Я уже сказал где-то в этом очерке, что принципом Рембрандта было выделить в вещах из всех элементов один или, вернее, отвлечься от всех, чтобы полнее овладеть одним. Таким образом, во всех своих работах Рембрандт производит анализ и дистилляцию или, выражаясь благороднее, творит скорее как философ, чем как поэт.
Никогда действительность не покоряла его своей цельностью. Когда смотришь, как он писал тело, можно усомниться, интересовался ли он его формами. Он любил женщин, но замечал только деформированные тела, любил ткани, но не копировал их. И если в изображении наготы ему не хватало грации, красоты, чистых линий и изысканности, то он восполнял это, изображая нагое тело гибким, упругим, округлым, с такой любовью к плоти и таким пониманием смысла живого существа, что это приводит в восторг живописцев. Выделяя необходимое ему, он разлагал все — цвет, так же как и свет. Таким образом, освобождая облик от всего многообразного, конденсируя в одно все рассеянное, он мог рисовать без контуров, делать портреты почти без видимых черт, писать без колорита, сосредоточивать весь солнечный свет в одном луче. Невозможно в пластическом искусстве пойти дальше в познании бытия в себе. Красоту физическую Рембрандт заменял духовным выражением, воспроизведение вещей — почти полным их преображением, исследование — умозрением психолога, точное, умелое или наивное наблюдение — озарениями ясновидца и видениями, которым он верил настолько искренно, что сам обманывался. Благодаря этому дару двойного зрения, этой интуиции лунатика он в области сверхъестественного видит дальше, чем кто бы то ни было. Жизнь, которая ему грезится, носит отпечаток какого-то другого мира, делающий жизнь реальную почти холодной и бледной. Посмотрите в Лувре на его «Женский портрет», висящий в двух шагах от «Любовницы» Тициана. Сравните эти два существа, рассмотрите как следует обе картины, и вы поймете различие между обоими умами. Идеал Рембрандта, подобный сну, который видят с закрытыми глазами, — это свет: нимб вокруг предметов, фосфорическое сияние на черном фоне. Все это смутно, неопределенно, эфемерно и ослепительно, состоит из неуловимых очертаний, готовых исчезнуть раньше, чем художник их закрепит. Остановить видение, перенести его на холст, придать ему форму, рельеф, сохранить его хрупкую ткань, сообщить блеск — ив результате крепкая, мужественная и основательная живопись, не менее реальная, чем всякая другая, и не уступающая Рубенсу, Тициану, Веронезе, Джорджоне, ван Дейку. Вот что пытался сделать Рембрандт. Сделал ли он это? Всеобщее мнение — ответ на этот вопрос.
Еще одно последнее слово.
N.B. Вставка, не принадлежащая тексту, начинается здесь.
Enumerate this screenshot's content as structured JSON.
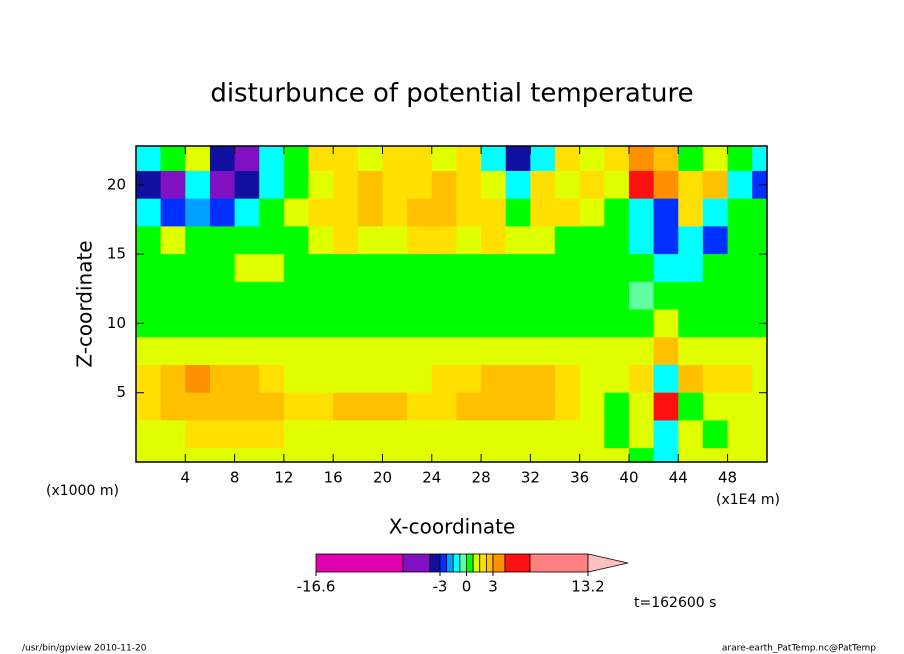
{
  "chart_data": {
    "type": "contour",
    "title": "disturbunce of potential temperature",
    "xlabel": "X-coordinate",
    "ylabel": "Z-coordinate",
    "x_unit_left": "(x1000 m)",
    "x_unit_right": "(x1E4 m)",
    "time_label": "t=162600 s",
    "footer_left": "/usr/bin/gpview  2010-11-20",
    "footer_right": "arare-earth_PatTemp.nc@PatTemp",
    "xlim": [
      0,
      51.2
    ],
    "ylim": [
      0,
      22.8
    ],
    "xticks": [
      4,
      8,
      12,
      16,
      20,
      24,
      28,
      32,
      36,
      40,
      44,
      48
    ],
    "yticks": [
      5,
      10,
      15,
      20
    ],
    "levels": [
      -16.6,
      -6,
      -4.5,
      -3,
      -2.25,
      -1.5,
      -0.75,
      0,
      0.75,
      1.5,
      2.25,
      3,
      4.5,
      6,
      13.2
    ],
    "colors": [
      "#e000b0",
      "#8010c0",
      "#1010a0",
      "#0030ff",
      "#00a0ff",
      "#00ffff",
      "#60ffa0",
      "#00ff00",
      "#e0ff00",
      "#ffe000",
      "#ffc000",
      "#ff9000",
      "#ff1010",
      "#ff8080"
    ],
    "extend_color": "#ffc0c0",
    "colorbar_ticks": [
      -16.6,
      -3,
      0,
      3,
      13.2
    ],
    "x": [
      1,
      3,
      5,
      7,
      9,
      11,
      13,
      15,
      17,
      19,
      21,
      23,
      25,
      27,
      29,
      31,
      33,
      35,
      37,
      39,
      41,
      43,
      45,
      47,
      49,
      51
    ],
    "y": [
      22,
      20,
      18,
      16,
      14,
      12,
      10,
      8,
      6,
      4,
      2,
      0
    ],
    "z": [
      [
        -1,
        0.4,
        1,
        -3.5,
        -5,
        -1,
        0.4,
        1.8,
        1.8,
        1,
        1.8,
        1.8,
        1,
        1.8,
        -1,
        -3.5,
        -1,
        1.8,
        1,
        1.8,
        3.5,
        2.6,
        0.4,
        1,
        0.4,
        -1
      ],
      [
        -3.5,
        -5,
        -1,
        -5,
        -3.5,
        -1,
        0.4,
        1,
        1.8,
        2.6,
        1.8,
        1.8,
        2.6,
        1.8,
        1,
        -1,
        1.8,
        1,
        1.8,
        1,
        5,
        3.5,
        1.8,
        2.6,
        -1,
        -2.5
      ],
      [
        -1,
        -2.5,
        -1.8,
        -2.5,
        -1,
        0.4,
        1,
        1.8,
        1.8,
        2.6,
        1.8,
        2.6,
        2.6,
        1.8,
        1.8,
        0.4,
        1.8,
        1.8,
        1,
        0.4,
        -1,
        -2.5,
        1.8,
        -1,
        0.4,
        0.4
      ],
      [
        0.4,
        1,
        0.4,
        0.4,
        0.4,
        0.4,
        0.4,
        1,
        1.8,
        1,
        1,
        1.8,
        1.8,
        1,
        1.8,
        1,
        1,
        0.4,
        0.4,
        0.4,
        -1,
        -2.5,
        -1,
        -2.5,
        0.4,
        0.4
      ],
      [
        0.4,
        0.4,
        0.4,
        0.4,
        1,
        1,
        0.4,
        0.4,
        0.4,
        0.4,
        0.4,
        0.4,
        0.4,
        0.4,
        0.4,
        0.4,
        0.4,
        0.4,
        0.4,
        0.4,
        0.4,
        -1,
        -1,
        0.4,
        0.4,
        0.4
      ],
      [
        0.4,
        0.4,
        0.4,
        0.4,
        0.4,
        0.4,
        0.4,
        0.4,
        0.4,
        0.4,
        0.4,
        0.4,
        0.4,
        0.4,
        0.4,
        0.4,
        0.4,
        0.4,
        0.4,
        0.4,
        -0.3,
        0.4,
        0.4,
        0.4,
        0.4,
        0.4
      ],
      [
        0.4,
        0.4,
        0.4,
        0.4,
        0.4,
        0.4,
        0.4,
        0.4,
        0.4,
        0.4,
        0.4,
        0.4,
        0.4,
        0.4,
        0.4,
        0.4,
        0.4,
        0.4,
        0.4,
        0.4,
        0.4,
        1,
        0.4,
        0.4,
        0.4,
        0.4
      ],
      [
        1,
        1,
        1,
        1,
        1,
        1,
        1,
        1,
        1,
        1,
        1,
        1,
        1,
        1,
        1,
        1,
        1,
        1,
        1,
        1,
        1,
        2.6,
        1,
        1,
        1,
        1
      ],
      [
        1.8,
        2.6,
        3.5,
        2.6,
        2.6,
        1.8,
        1,
        1,
        1,
        1,
        1,
        1,
        1.8,
        1.8,
        2.6,
        2.6,
        2.6,
        1.8,
        1,
        1,
        1.8,
        -1,
        2.6,
        1.8,
        1.8,
        1
      ],
      [
        1.8,
        2.6,
        2.6,
        2.6,
        2.6,
        2.6,
        1.8,
        1.8,
        2.6,
        2.6,
        2.6,
        1.8,
        1.8,
        2.6,
        2.6,
        2.6,
        2.6,
        1.8,
        1,
        0.4,
        1,
        5,
        0.4,
        1,
        1,
        1
      ],
      [
        1,
        1,
        1.8,
        1.8,
        1.8,
        1.8,
        1,
        1,
        1,
        1,
        1,
        1,
        1,
        1,
        1,
        1,
        1,
        1,
        1,
        0.4,
        1,
        -1,
        1,
        0.4,
        1,
        1
      ],
      [
        1,
        1,
        1,
        1,
        1,
        1,
        1,
        1,
        1,
        1,
        1,
        1,
        1,
        1,
        1,
        1,
        1,
        1,
        1,
        1,
        0.4,
        -1,
        1,
        1,
        1,
        1
      ]
    ]
  }
}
Применяя к Рембрандту его собственный метод, извлекая из этого столь обширного творчества и из этого многостороннего гения то, что определяет его сущность, сводя его к прирожденным элементам и исключая палитру, кисти, масляные краски, лессировки, грунт, весь механизм его живописи, мы придем, в конце концов, к тому, что уловим его первичную сущность в гравюре. Рембрандт весь целиком в своих офортах. Его ум, стремления, фантазии, мечты, здравый смысл и химеры, попытки изобразить неизобразимое и открыть реальность в небытии — все это обнаруживается в двадцати его офортах, которые позволяют предчувствовать живописца и, более того, объясняют его. Та же техника, та же целеустремленность, та же небрежность, та же настойчивость, те же необычные приемы, то же отчаяние и тот же внезапный успех в выражении. Внимательно сравнивая луврского «Товия» с каким-нибудь офортом Рембрандта, я не вижу между ними никакой разницы. Нет никого, кто не поставил бы этого гравера выше всех других граверов. Не заходя так далеко в суждении о его живописи, было бы хорошо почаще вспоминать его «Лист в сто гульденов», особенно когда затрудняешься понять Рембрандта в его картинах. Тогда мы увидели бы, что весь шлак этого искусства, труднее всякого другого поддающегося очистке, ничуть не приглушает несравненно прекрасного пламени, горящего в нем. Я полагаю, что тогда все определения, которые когда-либо давали Рембрандту, пришлось бы заменить противоположными.